8. Communication is sexy. Talking things out isn’t just what it takes to be healthy, it’s how you fall in love with someone completely. It’s how you keep growing parallel to one another through the years. It’s verbal and it’s not. It’s sexual and physical and hinted and directly stated. Everything in life is one grand communicative gesture, and the goal is to get to the point of responding to the things that go unsaid.
9. You don’t have to like every part of me to still love who I am. (You also don’t have to change any given part of me to make me more of who you’d prefer.) There’s an art to accepting that which is true on the surface to become closer to that which is true at the core. Habits and mannerisms and interests change, but the essence of somebody does not. The people who have the most profound relationships are the ones who connect at that level, and then start to realize that everything else is malleable. The people who have the most profound relationships that last realize nobody can change a person but themselves.
10. I really hope we can do dumb stuff like lay in bed for an entire Sunday and order in and ignore everybody else.
11. We don’t go to bed, walk out, leave for a trip or go home angry. You don’t know when someone won’t wake up or be able to walk back in or come back from a trip or return to make amends over something stupid. Do not forget the impermanence of all this. It keeps you present and centered and just a little more rational. (It places what matters into a very different context.)

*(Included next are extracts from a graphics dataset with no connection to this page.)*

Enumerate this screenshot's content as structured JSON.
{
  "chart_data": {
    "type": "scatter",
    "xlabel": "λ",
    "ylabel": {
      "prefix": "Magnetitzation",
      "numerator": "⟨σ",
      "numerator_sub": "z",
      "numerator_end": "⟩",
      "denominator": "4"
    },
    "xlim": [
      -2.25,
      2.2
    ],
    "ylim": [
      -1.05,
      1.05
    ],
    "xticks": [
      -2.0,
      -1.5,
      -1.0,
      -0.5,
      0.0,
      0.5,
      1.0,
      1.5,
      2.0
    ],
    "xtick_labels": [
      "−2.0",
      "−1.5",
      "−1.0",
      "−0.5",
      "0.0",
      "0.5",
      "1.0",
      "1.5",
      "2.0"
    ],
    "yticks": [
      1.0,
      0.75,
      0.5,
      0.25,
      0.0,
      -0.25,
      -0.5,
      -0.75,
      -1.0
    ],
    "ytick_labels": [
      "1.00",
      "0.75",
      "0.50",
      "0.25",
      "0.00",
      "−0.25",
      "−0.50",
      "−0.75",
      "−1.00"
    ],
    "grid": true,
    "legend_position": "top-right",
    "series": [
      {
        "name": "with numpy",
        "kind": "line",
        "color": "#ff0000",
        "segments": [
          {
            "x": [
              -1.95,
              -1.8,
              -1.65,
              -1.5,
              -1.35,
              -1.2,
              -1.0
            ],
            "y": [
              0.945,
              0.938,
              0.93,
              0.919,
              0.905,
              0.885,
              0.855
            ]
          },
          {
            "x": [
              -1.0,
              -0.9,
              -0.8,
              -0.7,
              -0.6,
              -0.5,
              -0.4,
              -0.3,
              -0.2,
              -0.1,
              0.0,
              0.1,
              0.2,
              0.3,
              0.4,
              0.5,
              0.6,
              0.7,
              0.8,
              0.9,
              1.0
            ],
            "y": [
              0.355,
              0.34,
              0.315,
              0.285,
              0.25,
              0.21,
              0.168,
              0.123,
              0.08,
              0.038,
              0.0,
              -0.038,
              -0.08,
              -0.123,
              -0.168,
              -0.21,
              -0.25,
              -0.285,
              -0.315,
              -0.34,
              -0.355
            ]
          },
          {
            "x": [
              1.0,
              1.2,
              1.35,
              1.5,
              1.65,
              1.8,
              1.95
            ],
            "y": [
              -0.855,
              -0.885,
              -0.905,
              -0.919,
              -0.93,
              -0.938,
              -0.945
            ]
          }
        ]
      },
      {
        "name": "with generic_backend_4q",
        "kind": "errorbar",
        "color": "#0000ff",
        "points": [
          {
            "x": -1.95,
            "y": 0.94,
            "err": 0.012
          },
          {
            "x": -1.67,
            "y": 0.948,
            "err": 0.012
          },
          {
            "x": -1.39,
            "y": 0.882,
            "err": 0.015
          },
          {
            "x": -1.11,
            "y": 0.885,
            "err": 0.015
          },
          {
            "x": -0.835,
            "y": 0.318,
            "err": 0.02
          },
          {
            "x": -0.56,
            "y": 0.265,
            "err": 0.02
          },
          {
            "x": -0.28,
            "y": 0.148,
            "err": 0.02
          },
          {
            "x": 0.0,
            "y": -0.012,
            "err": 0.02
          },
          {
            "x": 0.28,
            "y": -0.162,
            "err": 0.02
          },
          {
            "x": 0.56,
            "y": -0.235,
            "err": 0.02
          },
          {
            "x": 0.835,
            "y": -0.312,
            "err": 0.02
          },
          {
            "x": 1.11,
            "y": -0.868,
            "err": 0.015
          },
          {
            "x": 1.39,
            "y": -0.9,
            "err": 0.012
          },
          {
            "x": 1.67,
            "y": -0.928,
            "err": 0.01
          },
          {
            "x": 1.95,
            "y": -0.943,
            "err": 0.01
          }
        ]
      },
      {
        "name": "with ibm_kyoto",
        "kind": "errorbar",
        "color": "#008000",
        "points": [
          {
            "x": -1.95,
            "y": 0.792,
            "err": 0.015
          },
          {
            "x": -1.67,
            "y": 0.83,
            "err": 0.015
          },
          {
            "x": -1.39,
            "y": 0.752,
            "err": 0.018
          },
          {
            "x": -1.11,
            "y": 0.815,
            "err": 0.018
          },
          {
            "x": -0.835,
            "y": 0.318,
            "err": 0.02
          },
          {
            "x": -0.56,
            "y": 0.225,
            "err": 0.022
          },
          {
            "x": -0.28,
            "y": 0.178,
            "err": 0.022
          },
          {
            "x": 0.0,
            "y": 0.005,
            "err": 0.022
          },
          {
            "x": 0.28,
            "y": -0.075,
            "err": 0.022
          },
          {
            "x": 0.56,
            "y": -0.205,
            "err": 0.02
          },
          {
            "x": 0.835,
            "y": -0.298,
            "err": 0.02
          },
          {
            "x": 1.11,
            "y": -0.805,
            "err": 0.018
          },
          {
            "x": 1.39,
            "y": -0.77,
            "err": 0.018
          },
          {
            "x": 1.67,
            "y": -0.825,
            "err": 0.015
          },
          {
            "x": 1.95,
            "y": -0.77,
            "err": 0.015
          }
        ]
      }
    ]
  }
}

12. Thank you. Thank you for letting me spend a day with you. For sharing your life with me. For holding my hand. For listening to the crappy parts even when they aren’t as fun as the happy ones are. For knowing me and still wanting me. For being honest when you don’t. For helping me in whatever ways you were meant to. For letting me help you in return.
13. Once in a while, you’re going to get written about in an anonymous, vaguely passive aggressive way. (Sorry.) Also, you’re going to be written about in general. (Not sorry.)
14. You can tell whether or not somebody loves you by two things: the way they glance at you when you’re talking and they think you’re distracted by your own thoughts and the way they touch you in a non-sexual way. Never underestimate the tiny gestures. Never over-estimate your ability to convince somebody that you love them when you don’t. Never rely solely on stating that you love me, it’s meaningless until you wouldn’t need to say it for me to still know.
15. The most intimate thing I could possibly do is read you my favorite passages from my favorite book. (That’s it.)
16. Even the smallest parts of you are magic to me. The way you brush your hair and sigh in your sleep, and the ways your forehead scrunches when you’re thinking really hard about an answer. The wildest thing about love is how little it changes from your kindergarten crush. I hope I’m always a little nervous, even though there’s nobody I’m more comfortable with. I hope the things I love most are always how you laugh at me and when you do things that make me believe you see magic in my little things too.